Zdaniem Roberta L. Leahy’ego obsesyjna zazdrość ma własny umysł, który przejmuje kontrolę nad naszymi myślami i uczuciami. Sprawia, że człowiek ma poczucie, że jego świat się wali, i natychmiast musi coś z tym zrobić. W jego głowie włączają się więc wszystkie dzwonki alarmowe, a ich „dźwięk” doprowadza go do szału.

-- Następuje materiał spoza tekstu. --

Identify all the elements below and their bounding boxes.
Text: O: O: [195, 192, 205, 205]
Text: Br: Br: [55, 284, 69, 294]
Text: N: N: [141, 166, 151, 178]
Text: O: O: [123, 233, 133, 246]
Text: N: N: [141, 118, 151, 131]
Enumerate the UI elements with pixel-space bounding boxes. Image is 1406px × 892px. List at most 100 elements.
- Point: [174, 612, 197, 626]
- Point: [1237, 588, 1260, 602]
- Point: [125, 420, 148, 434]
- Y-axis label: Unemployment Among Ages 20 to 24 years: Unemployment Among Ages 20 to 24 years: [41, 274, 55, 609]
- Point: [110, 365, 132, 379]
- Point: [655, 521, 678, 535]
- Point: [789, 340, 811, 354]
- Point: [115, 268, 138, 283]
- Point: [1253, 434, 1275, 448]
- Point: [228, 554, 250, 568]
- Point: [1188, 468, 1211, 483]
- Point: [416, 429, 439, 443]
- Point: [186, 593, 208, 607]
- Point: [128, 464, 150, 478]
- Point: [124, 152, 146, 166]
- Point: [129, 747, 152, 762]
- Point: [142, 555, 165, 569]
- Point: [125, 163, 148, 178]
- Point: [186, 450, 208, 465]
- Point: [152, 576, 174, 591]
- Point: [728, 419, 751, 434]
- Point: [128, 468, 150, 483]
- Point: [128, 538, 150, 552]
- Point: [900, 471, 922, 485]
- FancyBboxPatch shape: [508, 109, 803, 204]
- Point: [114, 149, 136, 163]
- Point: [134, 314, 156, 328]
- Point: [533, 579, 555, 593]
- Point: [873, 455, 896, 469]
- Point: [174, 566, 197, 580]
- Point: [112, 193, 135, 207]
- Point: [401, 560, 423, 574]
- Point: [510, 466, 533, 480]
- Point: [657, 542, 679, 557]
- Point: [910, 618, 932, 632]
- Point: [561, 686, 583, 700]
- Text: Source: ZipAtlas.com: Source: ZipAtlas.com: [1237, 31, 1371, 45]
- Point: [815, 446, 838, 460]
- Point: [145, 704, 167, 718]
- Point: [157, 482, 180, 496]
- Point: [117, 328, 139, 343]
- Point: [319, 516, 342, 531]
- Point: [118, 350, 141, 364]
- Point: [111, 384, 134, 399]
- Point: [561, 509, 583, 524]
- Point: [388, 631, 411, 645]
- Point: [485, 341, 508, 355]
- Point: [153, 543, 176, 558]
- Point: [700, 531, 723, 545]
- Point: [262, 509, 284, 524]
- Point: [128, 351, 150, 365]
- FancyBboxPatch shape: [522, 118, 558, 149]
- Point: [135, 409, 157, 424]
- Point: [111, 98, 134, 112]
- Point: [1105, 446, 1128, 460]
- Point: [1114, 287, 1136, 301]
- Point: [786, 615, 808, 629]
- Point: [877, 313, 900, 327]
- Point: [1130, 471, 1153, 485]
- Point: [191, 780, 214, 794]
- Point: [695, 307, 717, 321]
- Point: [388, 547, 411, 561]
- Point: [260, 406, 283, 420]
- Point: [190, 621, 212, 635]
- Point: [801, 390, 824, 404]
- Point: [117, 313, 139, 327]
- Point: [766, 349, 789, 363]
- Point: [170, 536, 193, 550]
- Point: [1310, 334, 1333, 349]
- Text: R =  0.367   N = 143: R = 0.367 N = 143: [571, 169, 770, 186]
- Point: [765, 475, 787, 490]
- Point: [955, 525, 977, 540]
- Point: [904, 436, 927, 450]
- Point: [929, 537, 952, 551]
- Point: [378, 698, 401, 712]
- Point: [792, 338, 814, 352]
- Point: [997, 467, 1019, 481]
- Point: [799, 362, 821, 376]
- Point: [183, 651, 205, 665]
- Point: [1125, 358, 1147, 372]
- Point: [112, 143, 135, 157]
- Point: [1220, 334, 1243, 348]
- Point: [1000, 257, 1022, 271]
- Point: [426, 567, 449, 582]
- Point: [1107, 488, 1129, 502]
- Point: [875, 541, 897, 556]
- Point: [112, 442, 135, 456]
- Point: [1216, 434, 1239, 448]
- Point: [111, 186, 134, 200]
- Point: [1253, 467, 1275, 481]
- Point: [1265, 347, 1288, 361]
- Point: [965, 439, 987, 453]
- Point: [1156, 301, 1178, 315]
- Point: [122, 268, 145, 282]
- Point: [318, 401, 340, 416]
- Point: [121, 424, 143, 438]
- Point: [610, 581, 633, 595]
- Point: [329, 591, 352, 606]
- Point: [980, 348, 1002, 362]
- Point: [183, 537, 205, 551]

Gdy znajdujemy się w tym trybie, trudno się od niego uwolnić, bo emocje cały czas eskalują. Traktujemy wszystko osobiście, czytamy w myślach partnera lub partnerki, przewidujemy katastrofę, stosujemy nierealistyczne standardy i wprowadzamy je do swojego związku. Zamartwiamy się, by radzić sobie z nieznanym, i rozpamiętujemy wszystkie negatywne rzeczy – zarówno prawdziwe, jak i wyimaginowane. W efekcie człowiek staje się niespokojny, pobudzony, przygnębiony i nieprzewidywalny. Obsesyjna, chora zazdrość w związku, jak każda mania, przejmuje kontrolę nad życiem, jest udręką dla tego, kto ją odczuwa, i dla tego, kto jej doświadcza. Może mieć zatem dramatyczne skutki dla obu partnerów, bo w tym trybie zazdrości myśli i uczucia są bardzo burzliwe, porywają człowieka jak tornado i tłumią racjonalne myślenie.

Toksyczna zazdrość

To skrajna i najbardziej niebezpieczna forma zazdrości, nazywana także syndromem Otella. Nazwa pochodzi z dramatu Szekspira, którego bohater, kierowany demonicznymi podszeptami, zaczyna wątpić w wierność i szczerość swojej pięknej żony Desdemony, mimo że obiektywnie nie robi ona nic, co mogłoby wywołać takie podejrzenia. Obsesja jej męża jednak narasta, aż w końcu zabija on kobietę w szale zazdrości, po czym popełnia samobójstwo.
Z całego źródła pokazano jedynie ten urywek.